I found myself asking, as I laid bald in bed, why does a shower mask not exist?. We can purchase sheet masks, overnight masks, and traditional masks, but nothing designed for the place where most of us begin and end our daily rituals, the shower. 

My debut product, The Shower Mask, is new in beauty. I designed it to work with steam and water, and to cocoon skin in gentle exfoliators and rich moisturisers, leaving it soft, supple, and luminous. The formula is perfect for multi-tasking queens and includes HappyBelle, a mood-enhancing complex that supports skin vitality and emotional well-being. I perfected every detail with my lab in France, going through dozens of iterations during chemotherapy until it was flawless. 

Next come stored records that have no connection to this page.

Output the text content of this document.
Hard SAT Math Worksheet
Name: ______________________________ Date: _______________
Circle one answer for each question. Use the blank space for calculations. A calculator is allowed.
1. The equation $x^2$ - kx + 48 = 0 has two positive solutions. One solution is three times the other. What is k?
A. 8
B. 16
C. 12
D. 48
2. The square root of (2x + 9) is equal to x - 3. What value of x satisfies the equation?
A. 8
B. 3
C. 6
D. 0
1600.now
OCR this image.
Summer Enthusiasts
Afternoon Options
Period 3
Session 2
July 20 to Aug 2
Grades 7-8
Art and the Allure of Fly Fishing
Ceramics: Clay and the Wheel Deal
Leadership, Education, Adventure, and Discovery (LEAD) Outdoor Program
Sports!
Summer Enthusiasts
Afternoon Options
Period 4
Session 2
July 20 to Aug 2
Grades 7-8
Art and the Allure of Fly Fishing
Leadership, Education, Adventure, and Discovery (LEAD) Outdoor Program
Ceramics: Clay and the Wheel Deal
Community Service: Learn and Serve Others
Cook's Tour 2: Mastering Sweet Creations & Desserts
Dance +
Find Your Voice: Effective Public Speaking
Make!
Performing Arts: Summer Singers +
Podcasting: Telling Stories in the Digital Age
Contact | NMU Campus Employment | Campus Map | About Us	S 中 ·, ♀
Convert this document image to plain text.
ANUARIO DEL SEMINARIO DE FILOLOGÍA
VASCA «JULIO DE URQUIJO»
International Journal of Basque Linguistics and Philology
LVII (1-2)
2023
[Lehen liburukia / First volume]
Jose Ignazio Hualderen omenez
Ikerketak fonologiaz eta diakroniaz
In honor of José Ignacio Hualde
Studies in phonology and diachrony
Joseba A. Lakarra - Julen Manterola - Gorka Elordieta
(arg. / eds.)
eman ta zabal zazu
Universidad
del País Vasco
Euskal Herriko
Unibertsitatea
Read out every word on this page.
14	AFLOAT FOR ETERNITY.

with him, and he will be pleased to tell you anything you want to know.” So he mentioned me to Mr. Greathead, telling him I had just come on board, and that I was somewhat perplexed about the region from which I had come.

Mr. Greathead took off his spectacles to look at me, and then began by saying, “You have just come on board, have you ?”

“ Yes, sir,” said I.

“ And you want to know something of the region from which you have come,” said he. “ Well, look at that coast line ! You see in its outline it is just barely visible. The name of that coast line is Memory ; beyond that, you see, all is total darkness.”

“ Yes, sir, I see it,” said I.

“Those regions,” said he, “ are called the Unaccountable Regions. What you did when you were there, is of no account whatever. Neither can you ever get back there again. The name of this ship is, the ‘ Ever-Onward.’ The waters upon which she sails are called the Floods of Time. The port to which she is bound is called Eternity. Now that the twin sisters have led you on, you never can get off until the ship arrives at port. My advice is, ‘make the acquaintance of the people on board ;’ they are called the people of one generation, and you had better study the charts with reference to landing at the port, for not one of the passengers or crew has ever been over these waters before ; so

My brand is as sacred to me as my breast cancer journey. From the little girl watching her mom apply skincare before work, to the beauty editor who knows every ingredient by heart, to the survivor who rebuilt her life from the ashes, I created 3 of Cups and The Shower Mask to be more than skincare. It is science, soul, and sisterhood in a purple tube.

The rising 

If I had to summarise the first year of my remission in one word, it would be aligned. From the ashes of treatment, weak and charred, I now feel a cosmic life-force within my wings, ready to lift me into the vast horizon of possibility. 

My health will continue to be monitored with scans, mammograms, and hormone therapy. I accept this fully. Not with fear, but with gratitude that I can keep walking, breathing, and living this extraordinary second life. 

I am ready to breathe fire into year two of remission and to mother my children with deeper presence, use my social media voice as a torch for others walking through the fire, and finally launch my beauty brand this fall. Like the Phoenix, I carry the ashes of my cancer battle with me. I don’t see them as heavy, but as gold dust that lights my way forward. Today I am aligned. Aligned with my purpose. Aligned with my passion. Aligned with the breathtaking gift of simply being alive.